Online gaming operator Sportingbet said Tuesday that it is reviewing various opportunities in the U.S market following the completion of its third and final payment to the United States Department of Justice in accordance with the terms of its non-prosecution agreement.
Sportingbet confirmed that it has paid $6m to the Office of the United States Attorney for the Southern District of New York, with a total sum of $33m now having been paid in accordance with the terms of the non-prosecution agreement which the company entered into on September 21st 2010.
“This final payment formally closes any risk which the company may have faced from its former activities in the US,” said Sportingbet chief executive Andrew McIver. “Given that the US market continues to show signs of regulating both by product, and by state in the near future, various opportunities exist to re-enter the US market and we are reviewing these.”

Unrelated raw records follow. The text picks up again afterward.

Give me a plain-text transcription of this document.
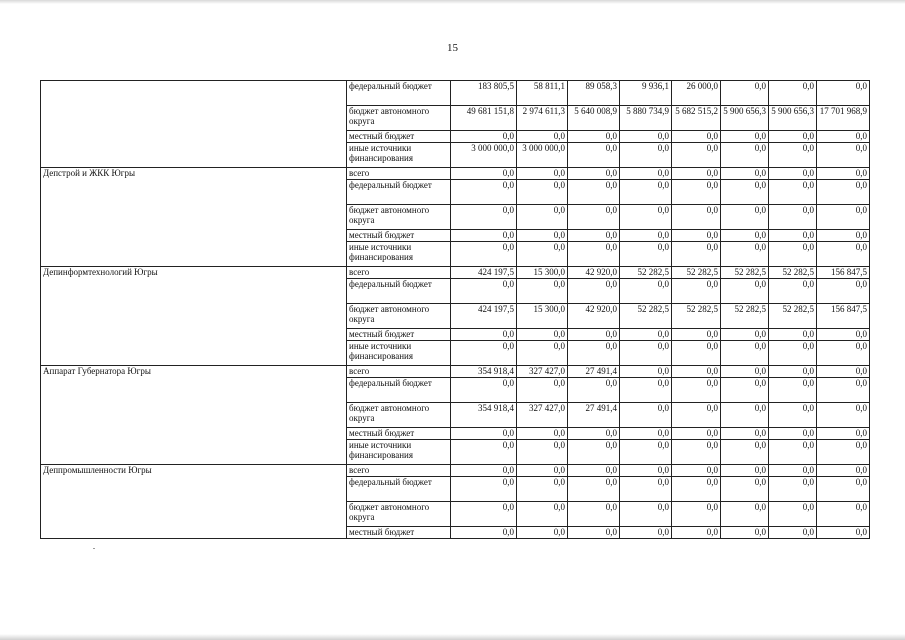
15
	федеральный бюджет	183 805,5	58 811,1	89 058,3	9 936,1	26 000,0	0,0	0,0	0,0
	бюджет автономного округа	49 681 151,8	2 974 611,3	5 640 008,9	5 880 734,9	5 682 515,2	5 900 656,3	5 900 656,3	17 701 968,9
	местный бюджет	0,0	0,0	0,0	0,0	0,0	0,0	0,0	0,0
	иные источники финансирования	3 000 000,0	3 000 000,0	0,0	0,0	0,0	0,0	0,0	0,0
Депстрой и ЖКК Югры	всего	0,0	0,0	0,0	0,0	0,0	0,0	0,0	0,0
	федеральный бюджет	0,0	0,0	0,0	0,0	0,0	0,0	0,0	0,0
	бюджет автономного округа	0,0	0,0	0,0	0,0	0,0	0,0	0,0	0,0
	местный бюджет	0,0	0,0	0,0	0,0	0,0	0,0	0,0	0,0
	иные источники финансирования	0,0	0,0	0,0	0,0	0,0	0,0	0,0	0,0
Депинформтехнологий Югры	всего	424 197,5	15 300,0	42 920,0	52 282,5	52 282,5	52 282,5	52 282,5	156 847,5
	федеральный бюджет	0,0	0,0	0,0	0,0	0,0	0,0	0,0	0,0
	бюджет автономного округа	424 197,5	15 300,0	42 920,0	52 282,5	52 282,5	52 282,5	52 282,5	156 847,5
	местный бюджет	0,0	0,0	0,0	0,0	0,0	0,0	0,0	0,0
	иные источники финансирования	0,0	0,0	0,0	0,0	0,0	0,0	0,0	0,0
Аппарат Губернатора Югры	всего	354 918,4	327 427,0	27 491,4	0,0	0,0	0,0	0,0	0,0
	федеральный бюджет	0,0	0,0	0,0	0,0	0,0	0,0	0,0	0,0
	бюджет автономного округа	354 918,4	327 427,0	27 491,4	0,0	0,0	0,0	0,0	0,0
	местный бюджет	0,0	0,0	0,0	0,0	0,0	0,0	0,0	0,0
	иные источники финансирования	0,0	0,0	0,0	0,0	0,0	0,0	0,0	0,0
Деппромышленности Югры	всего	0,0	0,0	0,0	0,0	0,0	0,0	0,0	0,0
	федеральный бюджет	0,0	0,0	0,0	0,0	0,0	0,0	0,0	0,0
	бюджет автономного округа	0,0	0,0	0,0	0,0	0,0	0,0	0,0	0,0
	местный бюджет	0,0	0,0	0,0	0,0	0,0	0,0	0,0	0,0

Sportingbet had previously admitted that it provided online gambling services in the United States between 1998 and 2006, and that it took steps to conceal the nature of credit card transactions.
The company said that beginning in 2001, it began using payment processing methods designed to misrepresent the nature of its customers’ gambling transactions to U.S credit card issuers that disallowed the use of their cards for internet gambling and that it also took steps to mask payments of winnings to U.S. customers.
The $33m settlement represented proceeds from the online gambling services that Sportingbet provided to U.S customers between 1998 and 2006.
Shares in Sportingbet plc (Co. Data) (LSE:SBT) have gained 1.28 per cent to 39.50 pence per share in early trading in London this morning.